Hulst attended Laguna Beach High School, where he ran cross country and track. Originally, he intended to play tennis, but excelled in his first cross country season and continued from there, running the 2-mile in 9:04.6 (min:sec) as a freshman. At Laguna Beach HS, his coach was Len Miller, who followed a high-mileage coaching philosophy typical of the 1970s and would later coach Hulst at UC-Irvine. Hulst is well-remembered in the running community for his high-volume training regimen. At the age of 15, Hulst frequently logged 100 or more miles per week of training, and would often get up at 5:00 AM to run between 10 and 13 miles before classes started at 8:30. His morning runs would start from his home in Emerald Bay and extend to Corona del Mar and back, and he would frequently carry a four-pound weight in each hand. (He also regularly ran series of sprints up the high school stadium bleachers wearing a 10-pound lead vest.) During the course of his high school career, a competitive rivalry ensued between Hulst and Loara High School standout Ralph Serna. At the 1974 National Postal cross country meet, Hulst placed second in a field of the best high school runners in the country, behind only Serna. Arguably, his most famous high school victory was at the 1975 California Interscholastic Federation state 2-mile championship race, in which he finished in first place in a state high school record time of 8:44.9, one second ahead of Serna; both finished under Rich Kimball's previous record of 8:46.6, set in the previous year's meet. During his senior year of high school, Hulst was called up to the U.S. national squad for the 1976 IAAF World Cross Country Championships, where he won the men's junior race, beating such future standouts as Alberto Salazar and Thom Hunt, as well as Serna. (Their U.S. team won the world title.) As a result, his picture appeared on the cover of the May 1976 issue of Runner's World. Inspired by Dave Wottle, Hulst wore a cap while racing in high school.

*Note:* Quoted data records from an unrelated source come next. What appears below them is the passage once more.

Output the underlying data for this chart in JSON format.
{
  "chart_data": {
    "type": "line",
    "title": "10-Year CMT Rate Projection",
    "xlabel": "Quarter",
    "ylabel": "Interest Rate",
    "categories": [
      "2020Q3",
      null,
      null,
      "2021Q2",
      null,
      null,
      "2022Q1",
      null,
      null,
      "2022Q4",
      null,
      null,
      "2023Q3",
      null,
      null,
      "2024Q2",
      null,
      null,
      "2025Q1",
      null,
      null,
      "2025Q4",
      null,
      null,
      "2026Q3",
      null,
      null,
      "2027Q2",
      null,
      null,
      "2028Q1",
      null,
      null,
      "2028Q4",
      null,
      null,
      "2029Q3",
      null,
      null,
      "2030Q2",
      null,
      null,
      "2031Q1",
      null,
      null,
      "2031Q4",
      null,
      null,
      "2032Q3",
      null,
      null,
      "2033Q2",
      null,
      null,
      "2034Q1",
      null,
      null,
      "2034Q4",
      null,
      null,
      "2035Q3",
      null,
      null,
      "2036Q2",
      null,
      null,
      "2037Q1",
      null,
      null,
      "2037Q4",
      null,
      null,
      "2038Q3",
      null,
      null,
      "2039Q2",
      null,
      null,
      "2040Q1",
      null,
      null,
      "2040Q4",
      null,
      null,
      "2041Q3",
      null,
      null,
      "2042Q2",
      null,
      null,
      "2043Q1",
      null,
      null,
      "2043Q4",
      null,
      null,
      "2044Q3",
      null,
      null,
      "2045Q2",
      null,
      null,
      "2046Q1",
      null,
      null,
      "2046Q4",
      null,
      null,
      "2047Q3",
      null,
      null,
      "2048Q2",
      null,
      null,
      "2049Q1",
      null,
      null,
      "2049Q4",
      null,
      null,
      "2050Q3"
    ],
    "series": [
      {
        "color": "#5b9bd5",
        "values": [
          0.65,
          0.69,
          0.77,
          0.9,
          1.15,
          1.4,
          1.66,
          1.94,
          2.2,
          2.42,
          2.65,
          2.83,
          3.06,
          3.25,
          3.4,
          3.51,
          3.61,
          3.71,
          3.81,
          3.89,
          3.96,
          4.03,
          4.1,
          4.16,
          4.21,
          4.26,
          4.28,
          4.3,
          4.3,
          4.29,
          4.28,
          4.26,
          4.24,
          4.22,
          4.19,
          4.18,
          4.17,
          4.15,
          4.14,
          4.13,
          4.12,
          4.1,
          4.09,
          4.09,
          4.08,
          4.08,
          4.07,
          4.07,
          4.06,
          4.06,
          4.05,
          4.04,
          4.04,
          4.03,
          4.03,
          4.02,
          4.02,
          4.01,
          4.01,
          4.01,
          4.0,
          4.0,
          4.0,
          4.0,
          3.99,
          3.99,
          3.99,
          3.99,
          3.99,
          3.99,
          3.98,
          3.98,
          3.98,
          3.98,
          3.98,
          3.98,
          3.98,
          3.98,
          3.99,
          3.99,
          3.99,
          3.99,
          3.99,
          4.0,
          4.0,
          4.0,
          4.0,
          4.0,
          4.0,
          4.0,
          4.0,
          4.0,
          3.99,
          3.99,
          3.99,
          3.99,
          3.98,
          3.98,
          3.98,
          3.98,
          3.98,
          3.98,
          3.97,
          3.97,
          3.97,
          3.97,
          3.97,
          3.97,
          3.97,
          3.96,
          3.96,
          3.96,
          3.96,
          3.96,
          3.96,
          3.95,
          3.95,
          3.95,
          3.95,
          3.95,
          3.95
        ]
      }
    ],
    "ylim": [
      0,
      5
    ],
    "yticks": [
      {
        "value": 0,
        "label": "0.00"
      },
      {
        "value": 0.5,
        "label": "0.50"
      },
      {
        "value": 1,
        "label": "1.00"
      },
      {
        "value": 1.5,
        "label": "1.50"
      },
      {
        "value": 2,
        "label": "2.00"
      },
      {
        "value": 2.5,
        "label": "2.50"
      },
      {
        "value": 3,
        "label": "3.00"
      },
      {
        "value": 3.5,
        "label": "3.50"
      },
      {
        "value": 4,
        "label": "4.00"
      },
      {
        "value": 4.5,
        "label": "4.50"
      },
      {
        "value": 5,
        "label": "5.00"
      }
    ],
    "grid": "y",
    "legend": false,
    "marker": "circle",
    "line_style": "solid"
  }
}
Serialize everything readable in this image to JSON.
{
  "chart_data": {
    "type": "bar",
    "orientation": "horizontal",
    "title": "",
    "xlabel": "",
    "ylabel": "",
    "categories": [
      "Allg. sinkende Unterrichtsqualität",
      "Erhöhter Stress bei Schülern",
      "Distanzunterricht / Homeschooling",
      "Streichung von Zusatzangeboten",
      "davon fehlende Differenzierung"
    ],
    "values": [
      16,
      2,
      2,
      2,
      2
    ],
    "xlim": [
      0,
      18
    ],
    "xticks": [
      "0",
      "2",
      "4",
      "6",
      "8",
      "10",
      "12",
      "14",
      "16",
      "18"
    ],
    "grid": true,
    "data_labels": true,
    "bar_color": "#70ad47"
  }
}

During that year's track season, he lowered his CIF-SS and state 2-mile record further to 8:44.6 at the CIF-SS Masters Meet and won his second consecutive state championship in the two-mile.

===Collegiate===
For a brief time, Hulst attended and ran with UC-Irvine, whose team he helped to win the Division II national cross country championship. He was UC-Irvine's best finisher at the 1976 NCAA DI cross country championships, finishing in 34th overall in the men's 10K race. However, he developed a chronic knee injury while running at UC-Irvine and eventually dropped out of college in his sophomore year.

===Post-collegiate===
After having stopped running collegiately, Hulst made a brief return to competitive racing in California's road racing circuit. After notching multiple road wins, he made his last major race appearance at the 1982 Boston Marathon, where he finished in 28th place in a time of 2:20:23.

==Death==
On an unspecified date in February 1991, Hulst was walking out of a movie theater with his mother when he yawned, after which he could not close his mouth due to random muscle contractions. He was immediately taken to the emergency room, where a cancerous tumor the size of a golf ball was discovered in his brain. He subsequently underwent surgery after which 80 percent of a tumor in his brain was removed. A teammate at UC-Irvine and former Corona del Mar distance standout, Brian Hunsaker, had contracted infectious mononucleosis not long before Hulst was diagnosed, and told the Los Angeles Times that he believed the volume of training he and Hulst did had something to do with it. The remainder of the tumor was intentionally left in order to prevent possible brain damage from excessively invasive surgery. From the winter of 1991, Hulst tried alternative cancer treatment at a facility in Mexico, where his doctors saw noticeable improvements and a lessened frequency of seizures. However, the tumor expanded aggressively a second time, and he died on June 21, 1992. Laguna Beach High School's track facility was officially named after Eric Hulst in his honor.